Sinnerleben ist der Motivator für Menschen, sagte der Neurologe und Psychiater Viktor E. Frankl (1905-1997). Führung muss Menschen ermöglichen, ihr Tun als sinnvoll zu verstehen und eine wirksame Leistung zu erbringen – auch für die nachhaltige Entwicklung von Unternehmen und Gesellschaften.

Orientierung auf Andere

Niemand muss ein Genie sein, um die Welt zu verbessern. Viktor E. Frankl verwies auf Umfragen zur Frage, vor wem Menschen am meisten Respekt haben und die größte Achtung empfinden. Immer wieder bestätigte sich, dass es keine Prominenten waren, keine Medienstars, Sportler, Politikerinnen oder Künstlerinnen, sondern einfach Menschen, die sich in selbstloser Weise für Andere(s) einsetzten oder solche, die ein schweres Schicksal mit Würde meisterten.

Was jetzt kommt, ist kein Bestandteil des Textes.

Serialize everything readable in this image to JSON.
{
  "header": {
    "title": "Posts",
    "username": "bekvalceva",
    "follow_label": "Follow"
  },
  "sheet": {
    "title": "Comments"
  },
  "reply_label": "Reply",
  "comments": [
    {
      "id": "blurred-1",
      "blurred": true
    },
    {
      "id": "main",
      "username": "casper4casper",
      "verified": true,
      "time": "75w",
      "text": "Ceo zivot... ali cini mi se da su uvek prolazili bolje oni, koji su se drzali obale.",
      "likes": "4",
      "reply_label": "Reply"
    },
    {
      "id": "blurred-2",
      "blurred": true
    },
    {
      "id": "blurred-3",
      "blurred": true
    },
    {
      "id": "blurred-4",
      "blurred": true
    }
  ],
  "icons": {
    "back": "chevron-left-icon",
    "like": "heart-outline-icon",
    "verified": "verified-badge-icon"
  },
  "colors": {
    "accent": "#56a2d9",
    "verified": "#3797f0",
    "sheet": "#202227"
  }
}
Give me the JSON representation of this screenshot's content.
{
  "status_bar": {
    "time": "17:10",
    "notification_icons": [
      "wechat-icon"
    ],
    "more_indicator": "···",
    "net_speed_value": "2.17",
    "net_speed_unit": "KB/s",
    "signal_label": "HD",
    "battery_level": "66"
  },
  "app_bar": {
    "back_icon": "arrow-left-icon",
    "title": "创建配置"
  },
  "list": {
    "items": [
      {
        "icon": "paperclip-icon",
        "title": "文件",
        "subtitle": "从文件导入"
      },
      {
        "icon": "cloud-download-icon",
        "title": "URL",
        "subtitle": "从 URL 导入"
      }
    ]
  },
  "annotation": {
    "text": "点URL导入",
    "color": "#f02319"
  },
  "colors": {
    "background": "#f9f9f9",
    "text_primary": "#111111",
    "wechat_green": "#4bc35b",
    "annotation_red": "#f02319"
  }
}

Da wir es nach Ansicht des Managementdenkers Fredmund Malik in der Wirtschaft nur selten mit Genies und echten Berufenen (die nur bewundert, aber nicht nachgeahmt werden können) zu tun haben, sollten wir uns ebenfalls an gewöhnlichen Menschen orientieren, schreibt er in seinem Buch „Führen – Leisten – Leben“. Frankls Sinnlehre bezeichnete der Managementvordenker schon vor Jahrzehnten als wichtigste Motivationslehre: Dass Motivation wichtig ist, wissen wohl alle. Fragt man aber, was Menschen motiviert, wird die Luft schon erheblich dünner. Die Kenntnisse sind lückenhaft.

Sinn motiviert

Frankl sagt, dass der Mensch durch Sinn motiviert wird. Dieser kann allerdings von niemandem „gegeben“ werden – jeder und jede muss Sinn selber finden. Deshalb ist es zentrale Aufgabe von Führung, Möglichkeiten zu schaffen, dass jeder Sinn finden kann. Die Wege, auf denen Menschen Sinn finden, sind bodenständig und praktisch.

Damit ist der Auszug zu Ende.